Par Félicité de Maupeou
Publié le 01/08/2013 • modifié le 29/04/2020 • Durée de lecture : 6 minutes

Il reprend contact avec ses amis de jeunesse : Tania, Albert, Naïm, Sémiramis, Bilal, Ramez et Ramzi, inséparable « club des Byzantins » dans les années 1970 avant que la guerre ne les sépare et les disperse.
Certains sont restés dans leur pays natal, d’autres ont émigré comme Adam, en France, aux Etats-Unis ou au Brésil. « Qu’ont encore en commun l’hôtelière libertine, l’entrepreneur qui a fait fortune, ou le moine qui s’est retiré du monde pour se consacrer à la méditation ? Quelques réminiscences partagées, et une nostalgie incurable pour le monde d’avant ».
Chaque Libanais peut trouver dans cette fresque humaine et historique des années d’avant-guerre, de guerre et d’après-guerre, une part de lui-même ou de son histoire familiale. A travers les histoires des membres de l’ancien « club des Byzantins » aux idéaux communs transcendant les appartenances communautaires, Amin Maalouf dresse un portrait nostalgique d’une « civilisation levantine » disparue, sacrifiée sur l’autel des « identités meurtrières ».
Le narrateur et personnage principal, Adam, tente de réunir à nouveau ses amis dispersés : une utopie dans un Liban désormais en proie à des déchirements religieux et communautaires ?
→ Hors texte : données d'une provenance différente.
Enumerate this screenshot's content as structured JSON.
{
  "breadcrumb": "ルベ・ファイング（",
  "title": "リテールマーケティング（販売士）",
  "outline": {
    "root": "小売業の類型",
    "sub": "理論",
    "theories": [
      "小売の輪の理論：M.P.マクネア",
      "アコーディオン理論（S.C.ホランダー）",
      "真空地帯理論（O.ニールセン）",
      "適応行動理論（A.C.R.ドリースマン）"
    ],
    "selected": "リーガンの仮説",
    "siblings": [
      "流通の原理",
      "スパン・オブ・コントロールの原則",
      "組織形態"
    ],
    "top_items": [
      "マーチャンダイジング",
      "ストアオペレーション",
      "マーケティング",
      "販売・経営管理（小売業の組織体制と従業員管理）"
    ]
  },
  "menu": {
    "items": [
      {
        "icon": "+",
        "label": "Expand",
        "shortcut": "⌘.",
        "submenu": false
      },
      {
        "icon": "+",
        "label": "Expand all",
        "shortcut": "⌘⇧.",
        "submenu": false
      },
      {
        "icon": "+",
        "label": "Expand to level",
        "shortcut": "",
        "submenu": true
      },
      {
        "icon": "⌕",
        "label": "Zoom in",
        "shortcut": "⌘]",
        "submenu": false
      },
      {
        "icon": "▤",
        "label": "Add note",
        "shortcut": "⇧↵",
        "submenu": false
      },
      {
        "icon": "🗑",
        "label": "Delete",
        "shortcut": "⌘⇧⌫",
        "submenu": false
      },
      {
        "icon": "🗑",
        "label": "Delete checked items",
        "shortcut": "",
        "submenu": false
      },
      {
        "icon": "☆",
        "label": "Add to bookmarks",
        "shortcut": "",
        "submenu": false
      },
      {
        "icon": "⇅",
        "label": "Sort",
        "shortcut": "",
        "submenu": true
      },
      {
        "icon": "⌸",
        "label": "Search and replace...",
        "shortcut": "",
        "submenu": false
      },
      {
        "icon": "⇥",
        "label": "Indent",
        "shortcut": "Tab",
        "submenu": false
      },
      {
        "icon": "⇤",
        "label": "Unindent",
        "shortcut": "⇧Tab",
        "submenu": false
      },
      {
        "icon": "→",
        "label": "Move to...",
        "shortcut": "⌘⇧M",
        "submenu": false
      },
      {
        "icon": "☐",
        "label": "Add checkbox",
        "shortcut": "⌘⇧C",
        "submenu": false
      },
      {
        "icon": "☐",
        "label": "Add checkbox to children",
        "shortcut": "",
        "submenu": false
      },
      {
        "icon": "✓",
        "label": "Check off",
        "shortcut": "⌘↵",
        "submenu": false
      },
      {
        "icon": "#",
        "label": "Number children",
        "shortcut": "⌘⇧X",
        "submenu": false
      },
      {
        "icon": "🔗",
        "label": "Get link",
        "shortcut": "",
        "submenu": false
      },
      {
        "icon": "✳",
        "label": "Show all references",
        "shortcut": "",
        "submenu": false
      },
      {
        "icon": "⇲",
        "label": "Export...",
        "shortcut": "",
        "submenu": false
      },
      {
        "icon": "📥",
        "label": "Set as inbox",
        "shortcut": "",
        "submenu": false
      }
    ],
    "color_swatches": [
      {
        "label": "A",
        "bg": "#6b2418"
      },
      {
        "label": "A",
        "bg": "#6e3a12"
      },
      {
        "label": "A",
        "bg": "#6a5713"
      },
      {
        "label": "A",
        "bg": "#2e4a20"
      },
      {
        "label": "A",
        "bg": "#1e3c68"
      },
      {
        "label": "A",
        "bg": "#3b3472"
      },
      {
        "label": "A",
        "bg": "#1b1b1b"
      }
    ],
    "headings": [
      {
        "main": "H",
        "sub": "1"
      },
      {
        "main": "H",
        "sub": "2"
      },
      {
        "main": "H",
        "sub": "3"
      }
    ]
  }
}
La guerre du Liban et l’exil

Amin Maalouf évoque pour la première fois, même si elle n’est pas directement nommée, la guerre du Liban. Elle est vécue différemment par les anciens amis de jeunesse du « club des Byzantins ». Il y a ceux qui sont partis et ceux qui sont restés. Certains ont émigré à l’étranger comme Adam : Naïm, juif, est parti au Brésil, Albert a fui aux Etats-Unis. Mourad et Tania sont restés au Liban, Mourad s’est « sali les mains » dans la guerre et est devenu ministre. Bilal est mort aux premiers jours d’un combat qu’il voulait engagement littéraire et intellectuel. Les choix des uns et des autres ont provoqué des rancunes et des incompréhensions au sein du groupe d’amis. La plupart reprochent ainsi à Mourad son engagement dans le conflit, son renoncement à leurs idéaux de jeunesse, sa participation à la machine de guerre. De son côté Mourad et Tania reprochent à Adam son départ, sa trahison envers son pays, son abandon, et la lâcheté de celui qui explique : « Nous avons du nous éloigner du Levant pour garder les mains propres ».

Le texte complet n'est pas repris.